Le fait est sans doute inédit au Royaume : une procession humaine, au cœur des montagnes, loin du tumulte des métropoles et des discours politiques rassurants, pour faire entendre leur voix. C’est celle des habitants d’Aït Bouguemez, vallée enclavée de la province d’Azilal, dans le haut atlas, qui ont décidé, le 9 juillet dernier, d’entamer une marche pacifique sur plusieurs kilomètres vers la ville d’Azilal. Leur objectif : alerter sur des décennies de marginalisation et exposer une série de revendications simples, mais vitales : des routes, des soins, des écoles, de l’eau potable, et une connexion au reste du monde.
Une mobilisation rare et déterminée
Surnommée « marche de la dignité », cette mobilisation a réuni des centaines de femmes, d’hommes et surtout de jeunes issus de 27 douars. Fatigués des promesses non tenues, ils ont emprunté à pied les sentiers montagneux escarpés pour se rendre à Azilal, faute de transports disponibles. Leur marche a été largement relayée sur les réseaux sociaux, provoquant un élan de solidarité inédit pour cette région longtemps oubliée. Au cœur de leurs doléances figurent : la réhabilitation de deux routes régionales, vitales pour la mobilité et l’accès aux services essentiels ; un transport scolaire renforcé, notamment pour les jeunes filles, victimes d’un fort taux de décrochage scolaire ; un centre de santé doté d’un médecin permanent, d’une ambulance et d’un minimum d’équipement médical ; l’accès à l’eau potable, à Internet et à la couverture mobile ; des infrastructures de jeunesse et de formation, dont des terrains de sport, un centre culturel, une école communautaire, un centre de formation professionnelle et la protection des terres agricoles et la gratuité des permis de construire.
Des promesses… en attendant les actes
Arrivés à Azilal, les manifestants ont été reçus par le gouverneur de la province.
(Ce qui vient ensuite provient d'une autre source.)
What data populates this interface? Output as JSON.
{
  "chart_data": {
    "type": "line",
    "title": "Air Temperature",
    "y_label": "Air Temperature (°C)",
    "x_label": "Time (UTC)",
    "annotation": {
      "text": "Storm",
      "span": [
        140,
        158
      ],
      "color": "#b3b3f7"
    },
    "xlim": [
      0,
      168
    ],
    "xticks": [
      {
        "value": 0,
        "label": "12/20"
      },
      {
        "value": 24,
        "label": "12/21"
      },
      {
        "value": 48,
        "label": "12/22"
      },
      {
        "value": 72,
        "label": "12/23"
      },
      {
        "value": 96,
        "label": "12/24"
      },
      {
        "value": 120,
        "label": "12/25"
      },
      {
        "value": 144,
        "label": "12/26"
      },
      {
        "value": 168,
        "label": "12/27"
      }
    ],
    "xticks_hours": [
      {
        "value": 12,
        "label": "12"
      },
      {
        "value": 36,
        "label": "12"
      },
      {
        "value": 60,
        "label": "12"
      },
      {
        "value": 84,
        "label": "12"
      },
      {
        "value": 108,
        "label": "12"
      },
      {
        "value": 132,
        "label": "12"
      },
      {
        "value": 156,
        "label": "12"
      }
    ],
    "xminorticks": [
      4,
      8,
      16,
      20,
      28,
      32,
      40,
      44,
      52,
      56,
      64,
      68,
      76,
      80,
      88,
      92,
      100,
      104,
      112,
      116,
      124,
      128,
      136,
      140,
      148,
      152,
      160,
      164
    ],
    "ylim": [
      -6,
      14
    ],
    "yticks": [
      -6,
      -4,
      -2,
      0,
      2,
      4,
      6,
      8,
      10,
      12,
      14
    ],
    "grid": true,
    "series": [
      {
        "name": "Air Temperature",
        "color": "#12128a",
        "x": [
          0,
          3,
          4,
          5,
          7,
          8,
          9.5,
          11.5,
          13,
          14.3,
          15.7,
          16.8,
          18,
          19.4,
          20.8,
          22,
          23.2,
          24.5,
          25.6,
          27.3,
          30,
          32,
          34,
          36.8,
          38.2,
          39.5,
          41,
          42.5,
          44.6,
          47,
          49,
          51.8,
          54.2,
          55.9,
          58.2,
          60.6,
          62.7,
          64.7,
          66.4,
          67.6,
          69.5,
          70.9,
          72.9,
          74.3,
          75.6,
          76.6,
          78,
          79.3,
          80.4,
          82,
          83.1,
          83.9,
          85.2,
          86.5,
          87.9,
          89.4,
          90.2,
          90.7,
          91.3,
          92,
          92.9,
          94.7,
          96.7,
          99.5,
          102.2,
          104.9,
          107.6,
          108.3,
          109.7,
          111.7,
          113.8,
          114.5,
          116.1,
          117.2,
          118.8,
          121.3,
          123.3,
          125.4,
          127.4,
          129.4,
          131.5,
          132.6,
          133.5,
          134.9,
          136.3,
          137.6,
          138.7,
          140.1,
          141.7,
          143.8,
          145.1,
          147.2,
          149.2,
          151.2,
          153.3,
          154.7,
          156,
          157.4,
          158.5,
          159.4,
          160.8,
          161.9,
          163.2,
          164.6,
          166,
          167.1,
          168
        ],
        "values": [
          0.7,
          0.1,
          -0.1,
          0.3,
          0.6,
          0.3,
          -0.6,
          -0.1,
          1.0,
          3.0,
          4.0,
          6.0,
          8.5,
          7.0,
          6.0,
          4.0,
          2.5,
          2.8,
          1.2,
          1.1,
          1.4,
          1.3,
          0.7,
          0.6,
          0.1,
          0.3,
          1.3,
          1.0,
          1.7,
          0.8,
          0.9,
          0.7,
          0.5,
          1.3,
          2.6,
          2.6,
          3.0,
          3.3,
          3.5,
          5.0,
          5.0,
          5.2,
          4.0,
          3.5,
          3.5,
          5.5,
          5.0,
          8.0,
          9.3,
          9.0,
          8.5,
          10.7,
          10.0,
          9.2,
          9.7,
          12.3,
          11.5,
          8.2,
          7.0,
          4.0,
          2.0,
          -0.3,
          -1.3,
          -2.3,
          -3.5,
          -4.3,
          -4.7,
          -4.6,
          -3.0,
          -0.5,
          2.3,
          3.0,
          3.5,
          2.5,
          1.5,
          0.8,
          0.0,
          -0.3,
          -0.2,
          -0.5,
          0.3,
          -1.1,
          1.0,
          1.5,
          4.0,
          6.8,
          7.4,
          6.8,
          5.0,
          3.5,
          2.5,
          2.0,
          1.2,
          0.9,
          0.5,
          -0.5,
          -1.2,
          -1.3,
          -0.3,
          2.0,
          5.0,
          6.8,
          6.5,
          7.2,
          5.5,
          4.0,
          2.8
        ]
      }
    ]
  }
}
Ce dernier s’est engagé, oralement, à assurer une couverture mobile intégrale de la vallée, à garantir la présence permanente d’un médecin, en partenariat avec des associations et à accorder gratuitement les permis de construire dans un délai de dix jours. Mais pour les habitants, ces engagements ne seront crédibles que s’ils sont suivis d’effets concrets. Beaucoup redoutent que cette mobilisation rejoigne la longue liste des alertes ignorées. La « marche de la dignité » n’est pas un cas isolé. Elle s’inscrit dans une dynamique plus large de revendications rurales. En 2017, les manifestations du Hirak du Rif avaient secoué le nord du pays, avec des demandes similaires : hôpitaux, routes, universités, et travail. Plus récemment, les habitants de Imider ont mené une mobilisation continue depuis 2011 contre la spoliation de leurs ressources en eau par une entreprise minière. En 2023, c’était au tour de Sidi Ifni et de certaines communes du Moyen Atlas d’exiger un accès à l’eau potable et aux services de base. Ces mouvements, bien que localisés, témoignent tous d’un même mal : la fracture territoriale entre Maroc des villes et Maroc des campagnes.
Une économie en mutation… aux effets inégaux
Sur le papier, le Maroc affiche des avancées importantes. Le gouvernement se félicite même d’une croissance autour de 3,4 % en 2024, d’un taux d’investissement public en infrastructures élevé, et d’indicateurs maîtrisés sur le plan macroéconomique. Mais ces chiffres masquent de profondes disparités : En milieu rural, près de 70 % des enfants de moins de 6 ans vivent sous le seuil de pauvreté multidimensionnelle, le taux de mortalité maternelle en zones rurales reste deux fois plus élevé que dans les villes, l’accès à Internet fixe ne dépasse pas 15 % dans les zones rurales et plus de 1,5 million de jeunes ruraux sont en situation de non-emploi, non-scolarisation, non-formation. Une situation qui contraste avec les grands projets engagés dans les grandes métropoles. Pour les habitants d’Aït Bouguemez, cela illustre un Maroc à deux vitesses, où le développement reste concentré sur les pôles urbains. « Nous ne demandons pas des privilèges, mais de quoi vivre ici dignement », déclarait un habitant lors de la marche, selon des journaux. Un cri d’alerte qui révèle tout le fossé qui sépare le Maroc des grandes villes exposé au regard international et celui des laissés pour compte, dans les zones rurales en proie à un dénuement.